A function that searches for a code in a list of notes associated with a patient

Parameters
  • notes (list) – list of patient’s notes

  • code (str) – a code to search for in a list of strs

Returns

True if the code is in the list of strs, otherwise False.

Return type

boolean

select_and_combine_dosegrids(doseGrids, notes)

A function used to select the dose grids. This function is used to handle the logic for combining dose grids.

Parameters
  • doseGrids (list) – The list of 3D numpy arrays representing each dose grid

  • notes (list) – a list of patient notes

Returns

  • doseGrid (3D numpy array) – The final 3D dose grid

  • notes (list) – a list of the patient’s notes with updates on loading the dose grids.
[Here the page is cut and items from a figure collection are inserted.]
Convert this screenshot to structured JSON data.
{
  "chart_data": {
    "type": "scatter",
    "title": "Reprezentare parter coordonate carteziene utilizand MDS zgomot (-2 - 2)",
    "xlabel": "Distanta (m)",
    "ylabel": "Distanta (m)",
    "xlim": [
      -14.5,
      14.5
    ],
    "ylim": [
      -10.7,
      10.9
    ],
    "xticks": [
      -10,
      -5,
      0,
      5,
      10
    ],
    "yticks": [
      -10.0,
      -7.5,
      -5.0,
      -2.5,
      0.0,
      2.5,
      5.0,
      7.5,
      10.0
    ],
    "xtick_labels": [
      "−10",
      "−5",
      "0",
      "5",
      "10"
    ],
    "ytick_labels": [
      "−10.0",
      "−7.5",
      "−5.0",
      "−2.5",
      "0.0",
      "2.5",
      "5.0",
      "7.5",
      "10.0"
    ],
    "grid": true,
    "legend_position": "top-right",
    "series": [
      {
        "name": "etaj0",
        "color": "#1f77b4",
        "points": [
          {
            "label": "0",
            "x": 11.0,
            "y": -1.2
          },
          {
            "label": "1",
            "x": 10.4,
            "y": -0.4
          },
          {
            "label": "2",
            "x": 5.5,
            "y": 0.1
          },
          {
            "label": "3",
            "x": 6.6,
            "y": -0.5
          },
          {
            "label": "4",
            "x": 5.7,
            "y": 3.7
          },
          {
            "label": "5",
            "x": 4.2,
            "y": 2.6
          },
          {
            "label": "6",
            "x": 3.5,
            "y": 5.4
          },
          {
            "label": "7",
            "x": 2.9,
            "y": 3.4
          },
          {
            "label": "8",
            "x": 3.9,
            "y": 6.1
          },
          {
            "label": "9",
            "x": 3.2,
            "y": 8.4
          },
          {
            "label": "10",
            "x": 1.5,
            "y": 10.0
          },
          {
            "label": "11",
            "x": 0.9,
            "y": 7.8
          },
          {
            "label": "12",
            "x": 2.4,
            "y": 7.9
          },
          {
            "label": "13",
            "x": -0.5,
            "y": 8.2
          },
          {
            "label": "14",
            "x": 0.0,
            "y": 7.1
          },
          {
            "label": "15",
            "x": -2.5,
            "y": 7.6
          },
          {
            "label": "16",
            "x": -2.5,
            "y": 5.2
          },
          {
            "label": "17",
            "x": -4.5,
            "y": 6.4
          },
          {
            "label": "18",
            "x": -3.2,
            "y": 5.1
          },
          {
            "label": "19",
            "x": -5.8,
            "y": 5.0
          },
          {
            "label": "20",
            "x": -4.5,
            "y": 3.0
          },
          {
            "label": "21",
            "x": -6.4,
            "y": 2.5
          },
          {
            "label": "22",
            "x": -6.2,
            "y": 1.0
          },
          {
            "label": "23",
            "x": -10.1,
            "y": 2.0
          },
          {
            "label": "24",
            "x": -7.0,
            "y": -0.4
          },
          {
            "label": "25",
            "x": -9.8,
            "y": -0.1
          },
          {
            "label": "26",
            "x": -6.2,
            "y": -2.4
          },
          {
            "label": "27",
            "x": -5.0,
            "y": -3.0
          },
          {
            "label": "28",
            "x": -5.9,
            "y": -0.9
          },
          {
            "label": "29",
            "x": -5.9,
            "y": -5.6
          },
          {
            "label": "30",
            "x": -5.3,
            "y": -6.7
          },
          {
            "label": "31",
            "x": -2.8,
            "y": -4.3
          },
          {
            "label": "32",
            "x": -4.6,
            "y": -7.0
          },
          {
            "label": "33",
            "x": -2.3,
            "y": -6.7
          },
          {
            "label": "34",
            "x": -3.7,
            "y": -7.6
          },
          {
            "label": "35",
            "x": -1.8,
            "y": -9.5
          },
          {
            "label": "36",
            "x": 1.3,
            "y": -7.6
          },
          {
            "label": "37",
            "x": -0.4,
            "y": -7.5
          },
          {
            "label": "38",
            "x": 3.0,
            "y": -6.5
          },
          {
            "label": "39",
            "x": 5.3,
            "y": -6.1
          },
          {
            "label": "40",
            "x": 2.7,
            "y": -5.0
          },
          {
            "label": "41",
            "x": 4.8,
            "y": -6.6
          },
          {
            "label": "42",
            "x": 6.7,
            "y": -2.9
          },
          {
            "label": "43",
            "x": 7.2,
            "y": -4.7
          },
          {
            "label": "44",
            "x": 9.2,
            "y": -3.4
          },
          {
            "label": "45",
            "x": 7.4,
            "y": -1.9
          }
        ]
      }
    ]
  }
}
verify_initial(PatId, notes)

A function that checks the dataframe that summarizes patient imaging files (resulted from generate_imaging_dataframe_threading()). It reports details about modalities listed in required_modalities in the codes function.

Parameters
  • PatId (int/str) – an int/str that represents the patient identifier

  • notes (list) – a list that contains the notes assoicated with the verification, and is used to append new notes while verifying the patient files.

Returns

  • df (Pandas dataframe) – A pandas dataframe with the verified imaging records, i.e the required modalities

  • notes (list) – list of notes appended while verifying the patient’s imaging files.

verify_study(df, notes, modality='CT')

Within this function, the links between different modalities are identified to find connections.

In each of the child classes, the logic that connects the required modalities is implemented.